Au cours d’un café de presse organisé vendredi à Bunia, le coordonnateur des urgences de MSF, Frédéric Manantua, a lancé un appel pressant à la population afin qu’elle consulte rapidement les structures sanitaires dès l’apparition des premiers signes de maladie.
Selon lui, l’un des principaux obstacles à la riposte demeure l’arrivée tardive des patients dans les centres de santé.
« Dès qu’une personne se sent malade, elle doit se rendre immédiatement dans une structure sanitaire. Plus tôt la prise en charge est assurée, plus les chances de guérison sont élevées », a-t-il déclaré.
Le responsable humanitaire rappelle que les symptômes d’Ebola peuvent ressembler à ceux d’autres maladies courantes.

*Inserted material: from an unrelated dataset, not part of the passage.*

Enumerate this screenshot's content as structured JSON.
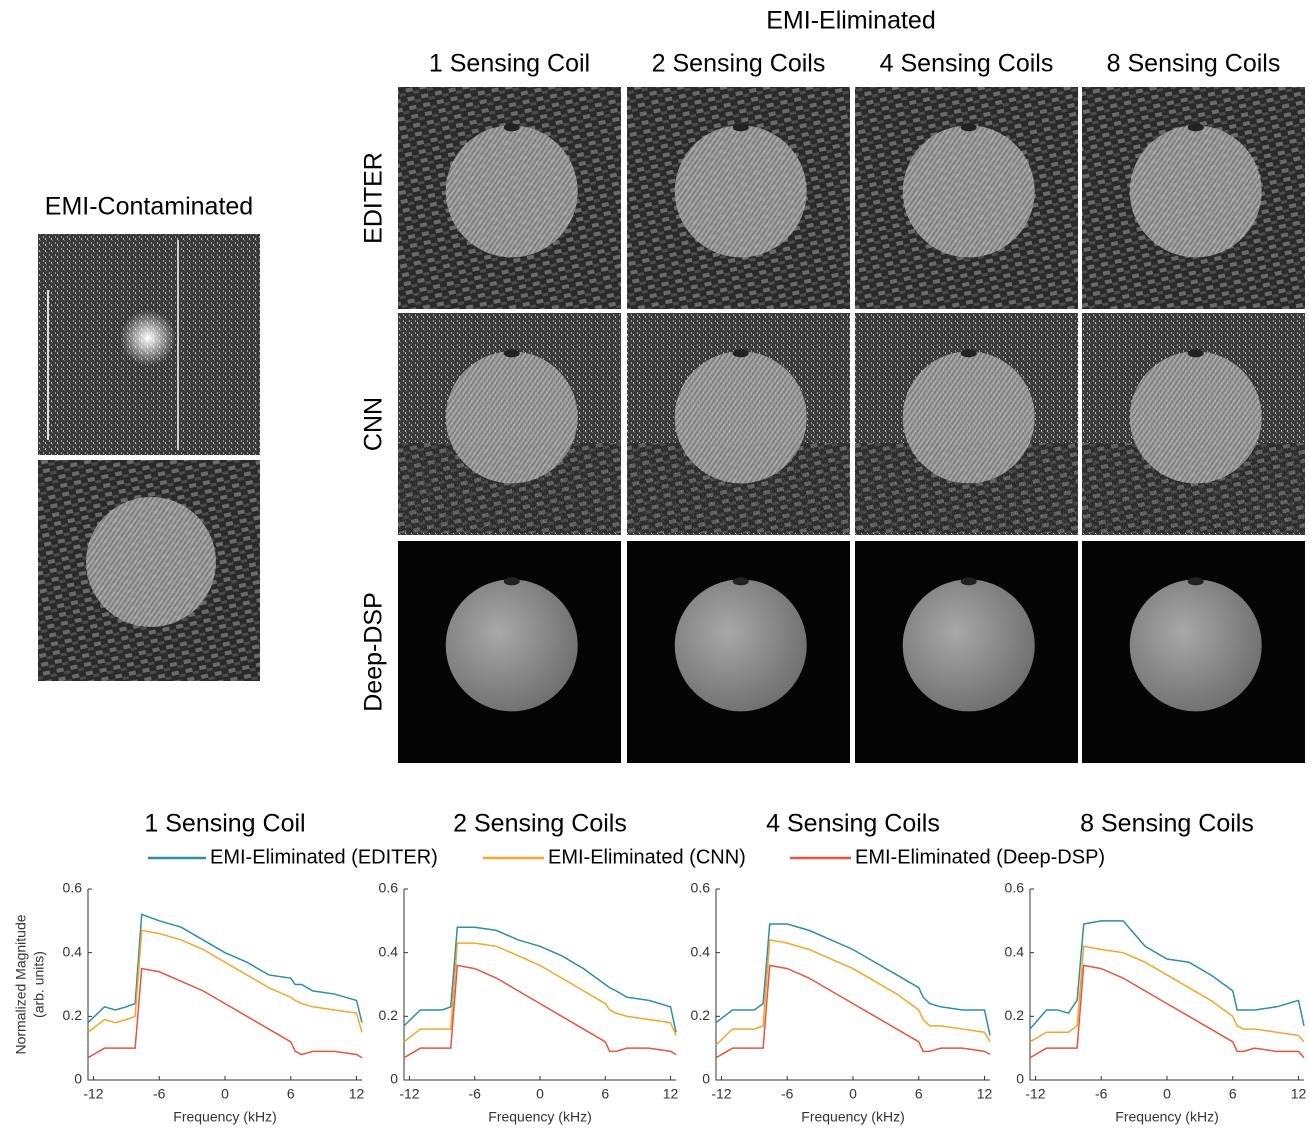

C’est pourquoi il recommande à la population de laisser les professionnels de santé établir le diagnostic approprié plutôt que de s’automédiquer ou d’attendre une aggravation de l’état de santé.
MSF insiste également sur le rôle des communautés dans la surveillance sanitaire. Chaque famille, chaque leader communautaire et chaque citoyen peut contribuer à la détection rapide des cas suspects en orientant les malades vers les centres de santé.
Pour l’organisation humanitaire, la réussite de la riposte repose autant sur les infrastructures médicales que sur la confiance de la population envers les équipes sanitaires.
« La responsabilité individuelle et collective est aujourd’hui l’une des armes les plus efficaces contre Ebola », a conclu Frédéric Manantua.